REVIEW

Forever War, The: Forever Free

Joe Haldeman and Marvano follow up their adaptation of Haldeman’s sci-fi classic The Forever War with a new chapter, following the characters from the original book as they travel through time and space

Forever Free by Joe Haldeman and Marvano

The sequel to Joe Haldeman’s Forever War isn’t really about war at all. In the previous book, a couple were separated by millennia, due to the vast distances their military careers took them, and the lengths of time those journeys took. Here they’re reunited by time travel, literally taking journeys through space and time in an attempt to reunite in both their presents.

As before, however, the universe has moved on, leaving them finally reunited in an alien civilisation they gave their lives for, but don’t understand and don’t care to live in. Even life on a remote, self-sufficient farm isn’t off-grid enough for them, overlooked as they are by their old enemies and what humanity has evolved into. So, they decide to move on again, skipping a few more evolutionary cycles and taking their chances with what humanity might become in another 40,000 years.

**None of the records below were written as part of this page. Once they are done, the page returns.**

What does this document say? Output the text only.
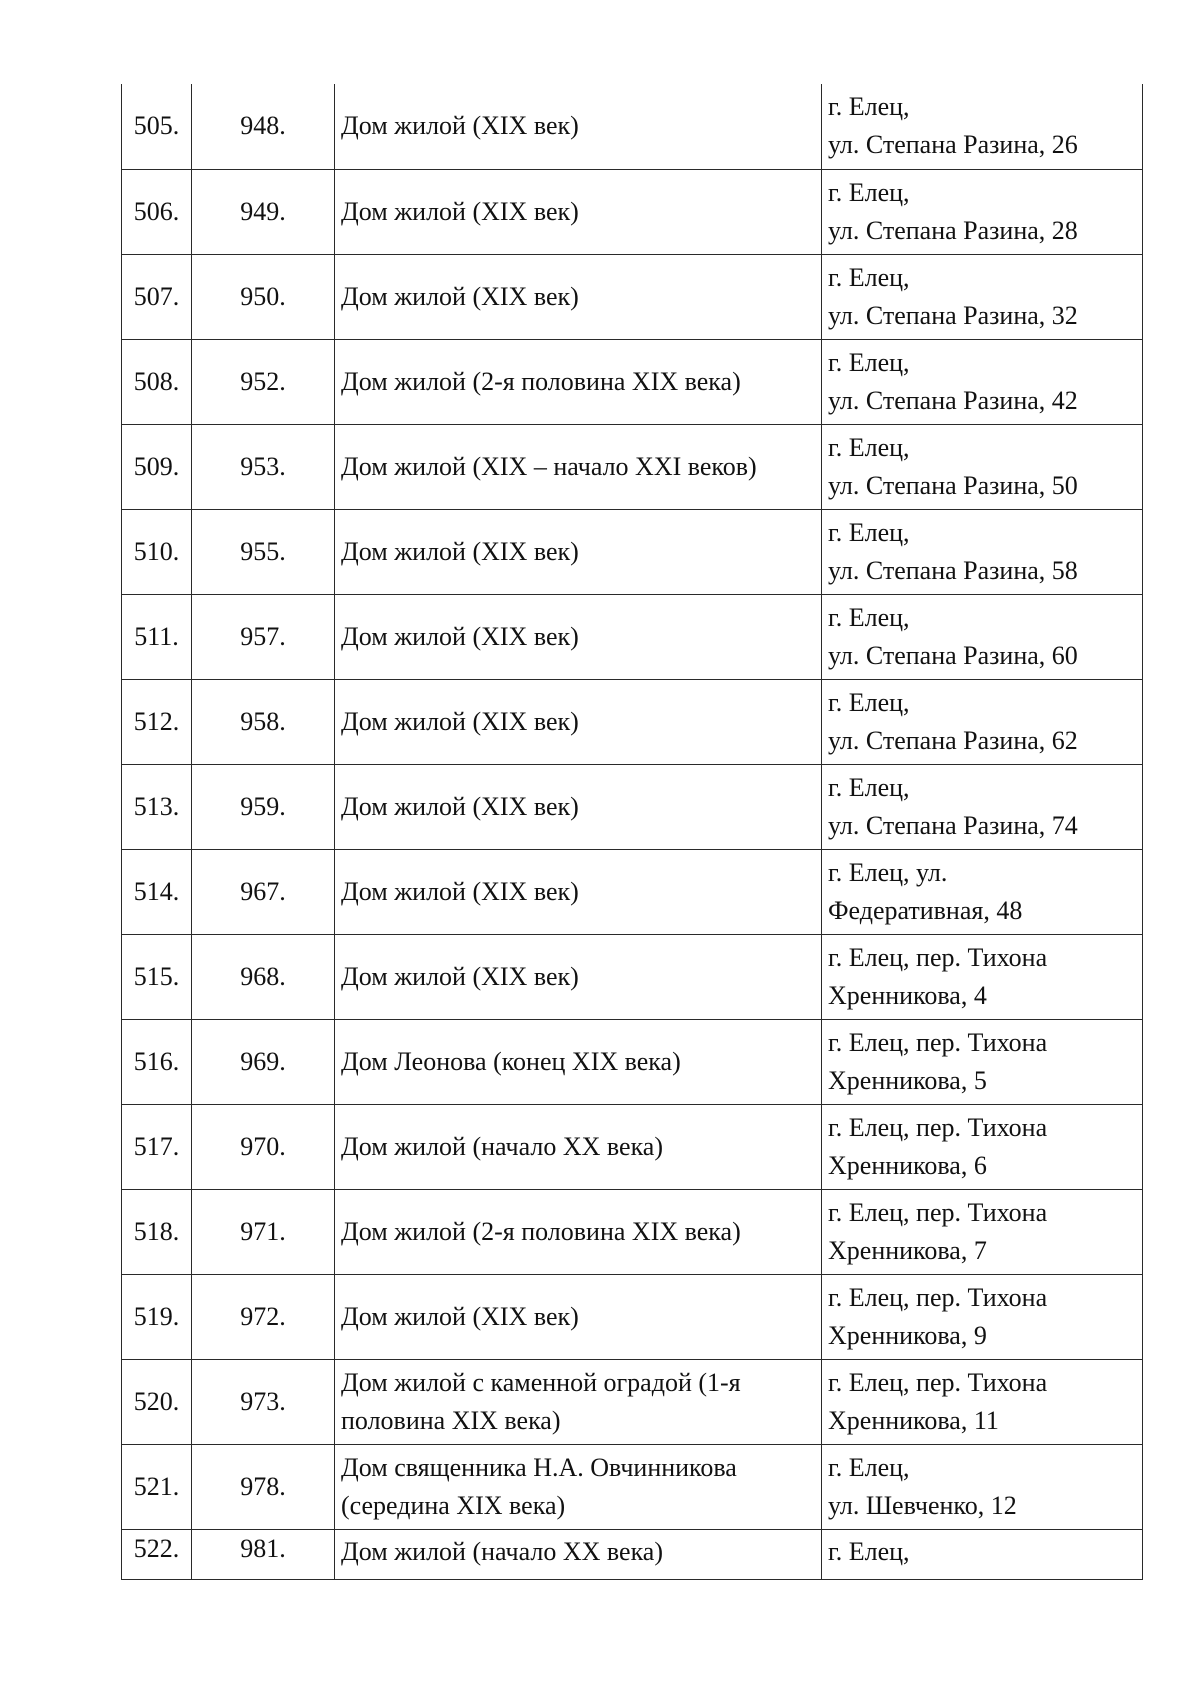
505.	948.	Дом жилой (XIX век)	г. Елец,
ул. Степана Разина, 26

506.	949.	Дом жилой (XIX век)	г. Елец,
ул. Степана Разина, 28

507.	950.	Дом жилой (XIX век)	г. Елец,
ул. Степана Разина, 32

508.	952.	Дом жилой (2-я половина XIX века)	г. Елец,
ул. Степана Разина, 42

509.	953.	Дом жилой (XIX – начало XXI веков)	г. Елец,
ул. Степана Разина, 50

510.	955.	Дом жилой (XIX век)	г. Елец,
ул. Степана Разина, 58

511.	957.	Дом жилой (XIX век)	г. Елец,
ул. Степана Разина, 60

512.	958.	Дом жилой (XIX век)	г. Елец,
ул. Степана Разина, 62

513.	959.	Дом жилой (XIX век)	г. Елец,
ул. Степана Разина, 74

514.	967.	Дом жилой (XIX век)	г. Елец, ул.
Федеративная, 48

515.	968.	Дом жилой (XIX век)	г. Елец, пер. Тихона
Хренникова, 4

516.	969.	Дом Леонова (конец XIX века)	г. Елец, пер. Тихона
Хренникова, 5

517.	970.	Дом жилой (начало XX века)	г. Елец, пер. Тихона
Хренникова, 6

518.	971.	Дом жилой (2-я половина XIX века)	г. Елец, пер. Тихона
Хренникова, 7

519.	972.	Дом жилой (XIX век)	г. Елец, пер. Тихона
Хренникова, 9

520.	973.	Дом жилой с каменной оградой (1-я половина XIX века)	г. Елец, пер. Тихона
Хренникова, 11

521.	978.	Дом священника Н.А. Овчинникова (середина XIX века)	г. Елец,
ул. Шевченко, 12

522.	981.	Дом жилой (начало XX века)	г. Елец,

Forever Free by Joe Haldeman and MarvanoForever Free extrapolates Forever War’s time travel themes further but is really all about the rights of individuals to live where and how they want. Haldeman questions why we’re here, what we’re doing and what will come next.

It isn’t as revolutionary as Forever War was, as a follow-up can never truly be, but if you liked the grand concept of the original, you might well be invested enough in its characters to see what happens to them next.